Mentre il Governo italiano sembra aver preso già una posizione ferma e decisa sulla questione carne artificiale, la comunità scientifica appare divisa sull’argomento. Abbiamo chiesto ad alcuni esperti di fare un breve elenco sui possibili pro e contro di questo nuovo prodotto alimentare coltivato in laboratorio
Mentre il Governo italiano sembra aver preso già una posizione ferma e decisa sulla questione carne artificiale, a Singapore e in Israele la si può trovare già in tavola. Il prossimo passo potrebbero farlo gli Stati Uniti. Lo scorso novembre la Food and Drug Administration (FDA) ha dichiarato che un prodotto a base di carne coltivata, un petto di pollo creato dalla UPSIDE Foods con sede in California, è sicuro per il consumo umano. La comunità scientifica è invece curiosa e allo stesso tempo prudente.
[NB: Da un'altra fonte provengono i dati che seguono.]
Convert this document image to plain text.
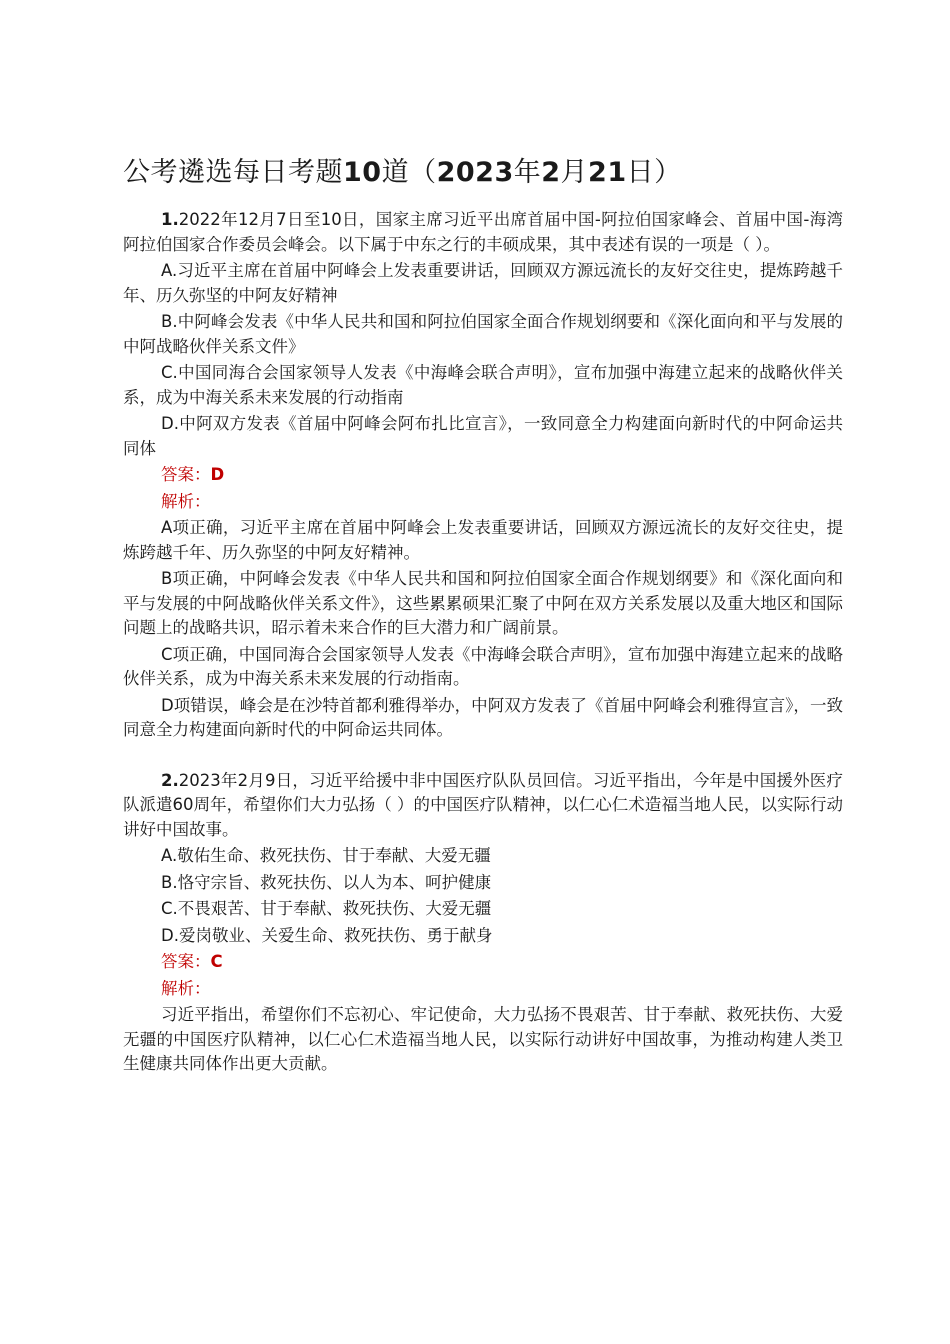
公考遴选每日考题10道（2023年2月21日）

1.2022年12月7日至10日，国家主席习近平出席首届中国-阿拉伯国家峰会、首届中国-海湾阿拉伯国家合作委员会峰会。以下属于中东之行的丰硕成果，其中表述有误的一项是（ ）。

A.习近平主席在首届中阿峰会上发表重要讲话，回顾双方源远流长的友好交往史，提炼跨越千年、历久弥坚的中阿友好精神

B.中阿峰会发表《中华人民共和国和阿拉伯国家全面合作规划纲要和《深化面向和平与发展的中阿战略伙伴关系文件》

C.中国同海合会国家领导人发表《中海峰会联合声明》，宣布加强中海建立起来的战略伙伴关系，成为中海关系未来发展的行动指南

D.中阿双方发表《首届中阿峰会阿布扎比宣言》，一致同意全力构建面向新时代的中阿命运共同体

答案：D

解析：

A项正确，习近平主席在首届中阿峰会上发表重要讲话，回顾双方源远流长的友好交往史，提炼跨越千年、历久弥坚的中阿友好精神。

B项正确，中阿峰会发表《中华人民共和国和阿拉伯国家全面合作规划纲要》和《深化面向和平与发展的中阿战略伙伴关系文件》，这些累累硕果汇聚了中阿在双方关系发展以及重大地区和国际问题上的战略共识，昭示着未来合作的巨大潜力和广阔前景。

C项正确，中国同海合会国家领导人发表《中海峰会联合声明》，宣布加强中海建立起来的战略伙伴关系，成为中海关系未来发展的行动指南。

D项错误，峰会是在沙特首都利雅得举办，中阿双方发表了《首届中阿峰会利雅得宣言》，一致同意全力构建面向新时代的中阿命运共同体。

2.2023年2月9日，习近平给援中非中国医疗队队员回信。习近平指出，今年是中国援外医疗队派遣60周年，希望你们大力弘扬（ ）的中国医疗队精神，以仁心仁术造福当地人民，以实际行动讲好中国故事。

A.敬佑生命、救死扶伤、甘于奉献、大爱无疆

B.恪守宗旨、救死扶伤、以人为本、呵护健康

C.不畏艰苦、甘于奉献、救死扶伤、大爱无疆

D.爱岗敬业、关爱生命、救死扶伤、勇于献身

答案：C

解析：

习近平指出，希望你们不忘初心、牢记使命，大力弘扬不畏艰苦、甘于奉献、救死扶伤、大爱无疆的中国医疗队精神，以仁心仁术造福当地人民，以实际行动讲好中国故事，为推动构建人类卫生健康共同体作出更大贡献。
Se infatti da un lato sembra essere un’alternativa più sostenibile al consumo di carne tradizionale, ci sono acora dubbi sul suo possibile impatto sulla salute.
La carne artificiale si crea partendo dalle cellule staminali dell’animale che si vuole replicare. «Si inizia prendendo un piccolo pezzetto di muscolo dell’animale dal quale si prelevano poi le cellule staminali», spiega Luciano Conti, professore associato di Biologia Molecolare al Dipartimento CiBio dell’Università di Trento. «Queste cellule vengono poi isolate e coltivate in laboratorio su particolari ‘terreni di coltura‘ a cui vengono aggiunti zuccheri, vitamine e amminoacidi. Da qui le cellule si moltiplicano e passano dall’essere poche fino ad arrivare a miliardi. Successivamente – continua – vengono indotte a differenziarsi, cioè a diventare fibre muscolari e tessuto adiposo». In poche settimane si può avere già una quantità di carne importante, contro l’anno e mezzo che serve per far crescere ad esempio un bovino adulto.
Tra i vantaggi per la salute della carne artificiale ci sarebbe, secondo gli scienziati, un minor rischio di malattie infettive. La storia ci insegna che alcune epidemie possono nascere proprio negli allevamenti intensivi. Pensiamo ad esempio all’influenza suina o alla cosiddetta mucca pazza. «Da non trascurare, inoltre, l’utilizzo eccessivo di antibiotici negli animali – spiega Stefano Biressi, altro professore associato di Biologia Molecolare al Dipartimento CiBio dell’Università di Trento – che sappiamo essere legato al pericoloso fenomeno dell’antibiotico-resistenza». Il processo di produzione della carne artificiale è invece altamente controllato in tutte le sue fasi. «Spetta a noi decidere cosa mettere nelle cellule», spiegano Conti e Biressi. «E in genere sono sostanze naturalmente presenti nell’organismo. Per questo – sottolineano – siamo convinti che la carne colturale possa essere più sicura di quella proveniente dagli allevamenti intensivi. Il rischio di proliferazione di patogeni, oltre che l’uso improprio di antibiotici e steroidi, è bassissimo».
Il consumo di carte artificiale, anziché tradizionale, avrebbe anche dei vantaggi indiretti sulla nostra salute. Gli allevamenti intensivi, infatti, sono considerati una fonte importante di inquinamento: consumano suolo e producono enormi quantità di gas serra. Inoltre, c’è l’inquinamento prodotto dall’industria della macellazione. L’impatto della produzione di carne tradizionale sull’ambiente è quindi notevole e questo, come ormai la scienza ha più volte dimostrato, ha un effetto negativo anche sulla salute dell’uomo.
Il consumo di carne artificiale fa anche molta paura, sostanzialmente perché non ne sappiamo abbastanza. «Quando consumiamo prodotti naturali, nella maggior parte dei casi conosciamo bene i lati positivi e negativi», spiega il celebre nutrizionista Giorgio Calabrese. «Ma la carne artificiale è qualcosa che viene creata in laboratorio da cellule coltivate con sostanze, processi e macchine che non ci danno alcuna garanzia sulla sicurezza del prodotto finale», aggiunge. A preoccupare maggiormente l’esperto sono le sostanze utilizzate per stimolare la crescita delle cellule. «Si usano miscele di proteine, grassi, addensanti, coloranti e chissà cos’altro», dice Calabresi. «Alla fine del processo si avranno prodotti con percentuali variabili di grassi o di altre sostanze che non sappiamo quali effetti possano avere sul nostro organismo», aggiunge. «E poi c’è il rischio contaminazione che non si può escludere da ogni fase del processo con effetti al momento imprevedibili», conclude l’esperto, il quale auspica maggiori studi su questi prodotti artificiali prima di pensare di poterli autorizzare al commercio e al consumo.